After the dress everything else seemed to fall into place. My talented friends agreed to do my hair and make up on the wedding day. My MOH altered her own dress and had face-masks made for the bridal party to wear, mine sparkly white. My wedding coordinator took my original decor plan and shrunk it into a micro version (Zeina your skills are unmatched). Our cake lady and good friend agreed to make individual ‘to-go’ mini-wedding cakes for our guests with disposable silverware attached. We found a videographer a week before the wedding who made my last stress disappear because now I knew our day would be captured for all those important people who couldn’t be there with us.
Mixed in all those bigger wedding details were the small moments like my mom and I giving each other pedicures the week of the wedding since all the nail salons were still shut down. We soaked our feet and pretended we were at a spa. My best friend and her husband made a mountain shelf that acted as one of our main decor pieces for the wedding cake table and now has an honored place on our wall at home. The night before the wedding at our backyard mini-rehearsal with just us and the kids, we laughed so hard because our neighbor’s dog, Scamp, stood next to Alex in place of our officiant. And the real wedding MVP goes to Amazon Prime… all those last minute orders came in clutch with wedding attire for the kids and groom.

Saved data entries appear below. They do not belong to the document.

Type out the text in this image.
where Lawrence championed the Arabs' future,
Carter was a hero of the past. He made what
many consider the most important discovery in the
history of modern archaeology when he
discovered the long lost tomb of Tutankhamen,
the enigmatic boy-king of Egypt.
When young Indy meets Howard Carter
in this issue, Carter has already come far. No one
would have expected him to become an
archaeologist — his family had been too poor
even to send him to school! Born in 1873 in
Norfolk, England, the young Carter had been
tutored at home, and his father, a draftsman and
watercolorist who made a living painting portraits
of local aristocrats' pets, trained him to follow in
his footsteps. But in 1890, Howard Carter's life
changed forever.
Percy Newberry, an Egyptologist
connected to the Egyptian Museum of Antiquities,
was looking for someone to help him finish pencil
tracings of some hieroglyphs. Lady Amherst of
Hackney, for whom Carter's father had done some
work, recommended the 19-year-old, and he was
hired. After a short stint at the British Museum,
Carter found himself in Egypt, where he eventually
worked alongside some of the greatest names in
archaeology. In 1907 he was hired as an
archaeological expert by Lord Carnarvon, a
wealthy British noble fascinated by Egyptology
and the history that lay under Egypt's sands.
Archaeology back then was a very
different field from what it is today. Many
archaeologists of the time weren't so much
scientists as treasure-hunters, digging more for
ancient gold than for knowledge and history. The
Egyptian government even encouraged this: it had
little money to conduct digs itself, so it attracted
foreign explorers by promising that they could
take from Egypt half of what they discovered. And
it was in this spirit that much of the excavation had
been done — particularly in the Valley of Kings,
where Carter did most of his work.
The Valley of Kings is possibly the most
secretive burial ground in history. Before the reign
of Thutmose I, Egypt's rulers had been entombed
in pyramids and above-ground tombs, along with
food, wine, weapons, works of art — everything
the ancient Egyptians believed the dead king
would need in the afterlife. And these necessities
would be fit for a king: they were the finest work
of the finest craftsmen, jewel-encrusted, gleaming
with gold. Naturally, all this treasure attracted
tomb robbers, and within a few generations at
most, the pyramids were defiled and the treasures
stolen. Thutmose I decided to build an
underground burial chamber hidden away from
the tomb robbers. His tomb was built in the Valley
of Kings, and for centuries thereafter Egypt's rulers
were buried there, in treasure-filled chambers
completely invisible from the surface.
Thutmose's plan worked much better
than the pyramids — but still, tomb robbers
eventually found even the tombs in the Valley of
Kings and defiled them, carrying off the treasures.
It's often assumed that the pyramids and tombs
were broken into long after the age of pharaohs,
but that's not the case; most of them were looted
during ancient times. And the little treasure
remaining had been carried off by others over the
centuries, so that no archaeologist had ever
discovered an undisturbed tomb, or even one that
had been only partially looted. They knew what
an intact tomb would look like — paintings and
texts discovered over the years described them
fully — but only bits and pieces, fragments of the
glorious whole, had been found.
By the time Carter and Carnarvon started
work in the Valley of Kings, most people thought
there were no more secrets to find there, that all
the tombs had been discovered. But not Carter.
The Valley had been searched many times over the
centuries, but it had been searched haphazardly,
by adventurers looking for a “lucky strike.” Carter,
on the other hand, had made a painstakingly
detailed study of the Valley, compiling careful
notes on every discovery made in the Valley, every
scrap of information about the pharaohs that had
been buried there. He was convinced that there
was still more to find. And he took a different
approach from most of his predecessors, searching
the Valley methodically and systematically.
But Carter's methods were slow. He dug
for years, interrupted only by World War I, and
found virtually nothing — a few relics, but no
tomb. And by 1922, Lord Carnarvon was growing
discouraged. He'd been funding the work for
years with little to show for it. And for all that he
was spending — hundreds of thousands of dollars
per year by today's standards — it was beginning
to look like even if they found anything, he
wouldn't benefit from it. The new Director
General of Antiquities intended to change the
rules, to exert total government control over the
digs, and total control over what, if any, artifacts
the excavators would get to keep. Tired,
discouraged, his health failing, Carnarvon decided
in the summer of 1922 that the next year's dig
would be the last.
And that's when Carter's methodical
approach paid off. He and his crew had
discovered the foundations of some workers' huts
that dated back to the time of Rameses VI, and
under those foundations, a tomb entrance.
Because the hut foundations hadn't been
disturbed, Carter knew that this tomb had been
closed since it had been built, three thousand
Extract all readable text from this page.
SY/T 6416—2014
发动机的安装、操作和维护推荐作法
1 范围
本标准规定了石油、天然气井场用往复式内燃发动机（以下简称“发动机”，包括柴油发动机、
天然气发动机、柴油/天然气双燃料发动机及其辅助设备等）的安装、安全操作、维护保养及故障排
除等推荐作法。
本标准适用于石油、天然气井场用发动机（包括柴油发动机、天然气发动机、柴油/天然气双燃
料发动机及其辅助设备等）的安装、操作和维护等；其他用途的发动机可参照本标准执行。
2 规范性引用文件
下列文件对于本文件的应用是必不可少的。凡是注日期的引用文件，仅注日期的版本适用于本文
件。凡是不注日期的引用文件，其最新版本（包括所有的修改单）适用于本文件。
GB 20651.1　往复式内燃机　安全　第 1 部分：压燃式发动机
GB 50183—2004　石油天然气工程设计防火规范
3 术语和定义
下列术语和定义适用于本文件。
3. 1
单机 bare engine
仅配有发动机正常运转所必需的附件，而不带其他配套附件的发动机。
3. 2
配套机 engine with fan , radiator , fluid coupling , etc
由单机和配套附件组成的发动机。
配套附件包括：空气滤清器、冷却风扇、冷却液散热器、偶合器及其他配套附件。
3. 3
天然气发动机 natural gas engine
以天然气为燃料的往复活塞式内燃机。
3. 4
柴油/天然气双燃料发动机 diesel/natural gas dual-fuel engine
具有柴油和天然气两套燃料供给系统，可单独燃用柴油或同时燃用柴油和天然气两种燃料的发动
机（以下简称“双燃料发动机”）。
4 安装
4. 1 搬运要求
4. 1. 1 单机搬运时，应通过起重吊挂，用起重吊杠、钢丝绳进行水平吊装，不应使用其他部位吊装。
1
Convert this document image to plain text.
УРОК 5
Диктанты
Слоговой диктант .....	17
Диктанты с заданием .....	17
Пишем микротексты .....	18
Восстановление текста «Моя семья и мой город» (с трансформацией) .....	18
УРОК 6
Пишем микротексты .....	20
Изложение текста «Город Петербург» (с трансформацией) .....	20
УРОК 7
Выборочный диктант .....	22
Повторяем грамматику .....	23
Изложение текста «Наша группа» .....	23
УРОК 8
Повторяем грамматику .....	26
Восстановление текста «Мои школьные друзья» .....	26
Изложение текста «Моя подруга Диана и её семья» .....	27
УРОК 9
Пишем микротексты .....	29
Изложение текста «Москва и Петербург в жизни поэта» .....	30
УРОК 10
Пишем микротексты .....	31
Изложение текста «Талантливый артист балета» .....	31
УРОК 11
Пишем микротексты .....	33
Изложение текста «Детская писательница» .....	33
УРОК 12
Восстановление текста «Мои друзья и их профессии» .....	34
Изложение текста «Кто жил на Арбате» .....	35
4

One of my favorite memories was a few weeks before our wedding when our dear friend and talented metalsmith, Marijo owner of Martini Metal Craft, came to our doorstep and dropped off Alex’s wedding band and my custom jewelry for the wedding. The jewelry was more exquisite than I ever could have imagined and Alex’s topographic map imprinted wedding band was so sentimental that he started to get emotional. It was these little moments that made those few months of uncertainty worth every second.
Alex and I look back at the last two months leading up to our wedding with so much gratitude. A huge thanks to our photographer telling us she would fly out no matter what, our venue for saying yes to a micro-ceremony and drive-by receiving line, and our officiant & marriage counselor virtually meeting with us during that time was so special and kept us focused on what our wedding was truly about.
Despite all the mountains of unknowns, we had done it. Our wedding team had rallied hard for us and we would end up having the best day full of celebration and love. More on our wedding day in another post. xoxo.